From Weak to Strong: The Theory Behind Boosting’s Superpower

5 minute read

How can we transform a collection of weak classifiers into a single strong one? To answer this question, we turn to one of my favorites ML algorithm: Boosting.

This blog post wants to simply cover how and why this fascinating algorithm works, along with some theoretical insights.

First of all a bit of history. Boosting is not new (middle 90’) but for sure it makes history in the ML community. The fathers of this algorithm are Robert E. Schapire and Yoav Freund along with their collaborators. Schapire and Freund authored the highly recommended book Boosting Foundation and Algoriths from which I inspired this work.

Let’s jump into one version of the algorithm: Adaboost.

Adaboost

Let $(x_1, y_1)…(x_m, y_m)$ your dataset, where $x_i \in X$ and $y_i \in \{ -1, 1 \}$. We work with a binary target for simplicity.

Adaboost is iterative, let be $D_t:X \rightarrow \mathbb{R}$ the distribution over the training samples at the $t\text{-th}$ iteration, $D_t ( x_i )$ allows to assign the weight to each sample in the training set.

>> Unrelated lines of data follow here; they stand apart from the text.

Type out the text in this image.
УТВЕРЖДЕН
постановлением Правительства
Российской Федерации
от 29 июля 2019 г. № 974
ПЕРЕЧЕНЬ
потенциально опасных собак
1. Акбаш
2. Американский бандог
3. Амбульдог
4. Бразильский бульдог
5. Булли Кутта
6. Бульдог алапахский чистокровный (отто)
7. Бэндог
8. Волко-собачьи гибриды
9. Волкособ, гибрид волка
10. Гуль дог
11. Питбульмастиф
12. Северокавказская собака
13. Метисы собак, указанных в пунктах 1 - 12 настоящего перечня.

At the first iteration we assign equal weight to all samples in the dataset, e.g. $D_1( x_i ) = \frac{1}{m}$.

Now the steps for each iteration t=1…T:

train a weak learner - using $D_t$ - and get a weak hypothesis $h_t:X \rightarrow \{ -1, 1 \}$
the hypothesis is chosen with the goal of minimize the - weighted - training error $\epsilon_t = Prob[ h_t( x_i) \neq y_i ]$
choose the scale factor $\alpha_t = \frac{1}{2} \ln \left( \frac{1 - \epsilon_t}{\epsilon_t} \right)$
update the weights for all samples in the training set: $\displaystyle D_{t+1} = \frac{D_t(i)\exp(-\alpha_t y_i h_t(x_i) )}{Z_t}$ where $Z_t$ is a normalization factor so that $D_{t+1}$ is a distribution.

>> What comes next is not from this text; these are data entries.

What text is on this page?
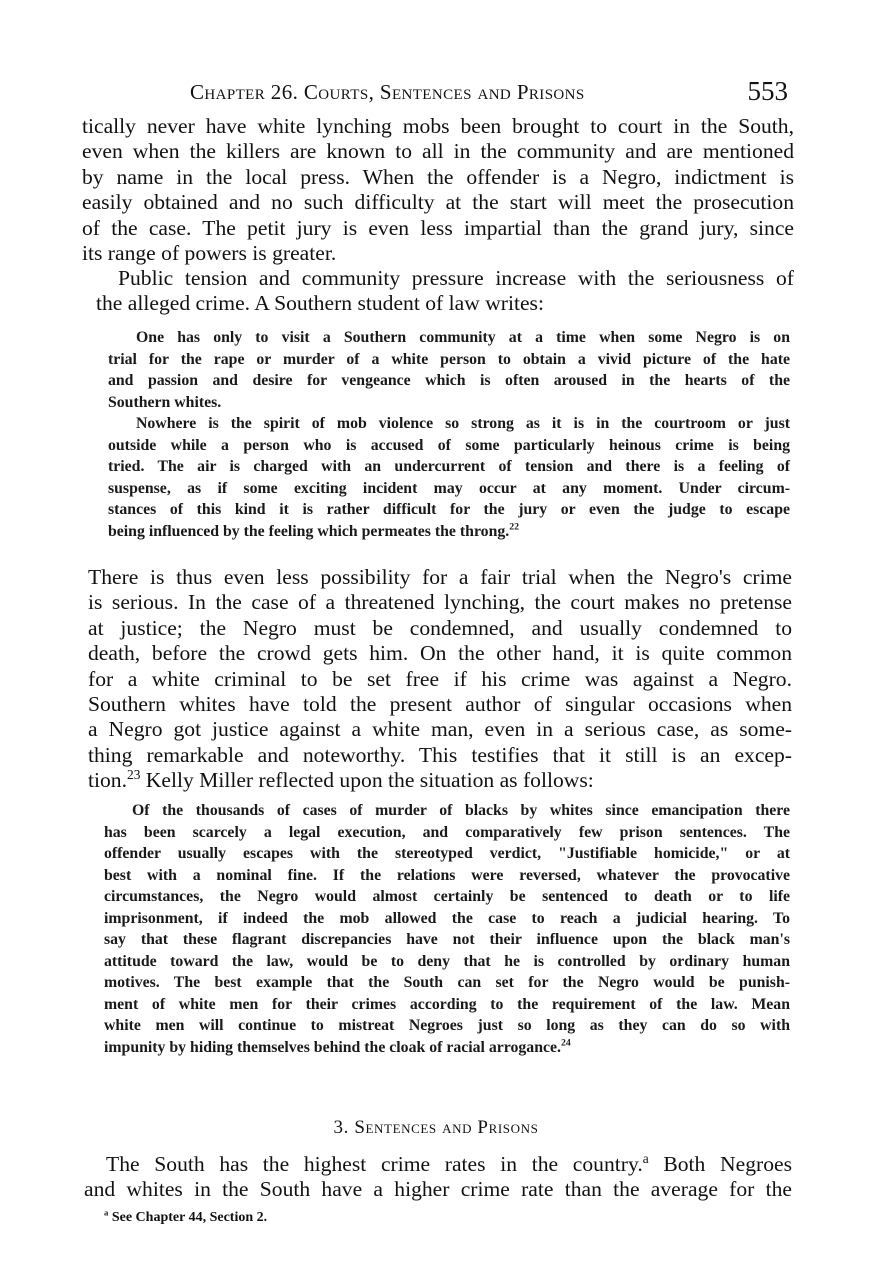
Chapter 26. Courts, Sentences and Prisons	553
tically never have white lynching mobs been brought to court in the South,
even when the killers are known to all in the community and are mentioned
by name in the local press. When the offender is a Negro, indictment is
easily obtained and no such difficulty at the start will meet the prosecution
of the case. The petit jury is even less impartial than the grand jury, since
its range of powers is greater.
Public tension and community pressure increase with the seriousness of
the alleged crime. A Southern student of law writes:
One has only to visit a Southern community at a time when some Negro is on
trial for the rape or murder of a white person to obtain a vivid picture of the hate
and passion and desire for vengeance which is often aroused in the hearts of the
Southern whites.
Nowhere is the spirit of mob violence so strong as it is in the courtroom or just
outside while a person who is accused of some particularly heinous crime is being
tried. The air is charged with an undercurrent of tension and there is a feeling of
suspense, as if some exciting incident may occur at any moment. Under circum-
stances of this kind it is rather difficult for the jury or even the judge to escape
being influenced by the feeling which permeates the throng.$^{22}$
There is thus even less possibility for a fair trial when the Negro's crime
is serious. In the case of a threatened lynching, the court makes no pretense
at justice; the Negro must be condemned, and usually condemned to
death, before the crowd gets him. On the other hand, it is quite common
for a white criminal to be set free if his crime was against a Negro.
Southern whites have told the present author of singular occasions when
a Negro got justice against a white man, even in a serious case, as some-
thing remarkable and noteworthy. This testifies that it still is an excep-
tion.$^{23}$ Kelly Miller reflected upon the situation as follows:
Of the thousands of cases of murder of blacks by whites since emancipation there
has been scarcely a legal execution, and comparatively few prison sentences. The
offender usually escapes with the stereotyped verdict, "Justifiable homicide," or at
best with a nominal fine. If the relations were reversed, whatever the provocative
circumstances, the Negro would almost certainly be sentenced to death or to life
imprisonment, if indeed the mob allowed the case to reach a judicial hearing. To
say that these flagrant discrepancies have not their influence upon the black man's
attitude toward the law, would be to deny that he is controlled by ordinary human
motives. The best example that the South can set for the Negro would be punish-
ment of white men for their crimes according to the requirement of the law. Mean
white men will continue to mistreat Negroes just so long as they can do so with
impunity by hiding themselves behind the cloak of racial arrogance.$^{24}$
3. Sentences and Prisons
The South has the highest crime rates in the country.$^a$ Both Negroes
and whites in the South have a higher crime rate than the average for the
$^a$ See Chapter 44, Section 2.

After all the steps we have the final hypothesis for a sample $x \in X$, i.e. our strong classifier:

\[\begin{align}H(x) = sign\left( \sum_{t=1}^{T}\alpha_t h_t(x) \right)\end{align}\]

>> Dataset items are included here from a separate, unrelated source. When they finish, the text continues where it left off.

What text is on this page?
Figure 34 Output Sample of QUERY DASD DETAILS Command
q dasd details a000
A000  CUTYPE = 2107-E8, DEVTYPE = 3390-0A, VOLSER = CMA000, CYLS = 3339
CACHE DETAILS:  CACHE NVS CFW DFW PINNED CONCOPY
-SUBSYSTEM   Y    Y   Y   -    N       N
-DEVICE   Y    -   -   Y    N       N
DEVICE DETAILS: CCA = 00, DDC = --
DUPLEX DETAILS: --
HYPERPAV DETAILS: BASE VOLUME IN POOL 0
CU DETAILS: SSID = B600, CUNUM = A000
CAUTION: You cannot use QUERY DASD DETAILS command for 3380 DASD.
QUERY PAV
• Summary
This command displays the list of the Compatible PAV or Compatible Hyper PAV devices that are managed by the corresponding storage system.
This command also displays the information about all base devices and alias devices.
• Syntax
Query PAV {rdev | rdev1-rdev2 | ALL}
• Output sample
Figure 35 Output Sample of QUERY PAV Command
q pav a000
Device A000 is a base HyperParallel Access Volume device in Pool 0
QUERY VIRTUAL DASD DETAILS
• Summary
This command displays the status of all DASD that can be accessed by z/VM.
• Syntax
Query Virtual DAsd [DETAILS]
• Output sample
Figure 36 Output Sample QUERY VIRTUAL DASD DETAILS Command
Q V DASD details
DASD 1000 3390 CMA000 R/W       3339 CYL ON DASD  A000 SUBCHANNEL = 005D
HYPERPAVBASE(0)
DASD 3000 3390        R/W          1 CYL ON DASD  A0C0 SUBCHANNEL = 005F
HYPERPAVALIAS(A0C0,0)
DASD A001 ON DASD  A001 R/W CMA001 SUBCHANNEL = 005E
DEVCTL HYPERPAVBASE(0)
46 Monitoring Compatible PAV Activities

The weak learner goal is to find a hypothesis that is at least slightly better than random guessing. This principle, known as the weak learning hypothesis, is fundamental to the theory of Boosting.

In our case, since we deal with a binary classification problem then a classifier that guess random has a probability of $\frac{1}{2}$ of misclassifying a sample. The weak learning hypothesis states that each hypothesis $h_t$ should be bounded away from $\frac{1}{2}$, so that $\epsilon_t$ is at most $\frac{1}{2} - \gamma$, with $\gamma$ a small positive constant.

Observations:

$D_{t+1}$ is selected so that in the next iteration the weak learner will focus on the most difficult samples. In a few words: at each step we try to find a new hypothesis that covers the fails of the previous ones.
The scale factor $\alpha_t$ measures the relevance of the hypothesis $h_t$ on the final choice $H(x)$.
To take advantage of $D_t$ there are two basic options: boosting by reweights and boosting by resample. The first assumes the capacity of the weak learner to use the weighted samples (many ML algorithms can do it). The second deals with a creation of a new dataset by sampling the most difficult samples, no weights are used by the weak learner.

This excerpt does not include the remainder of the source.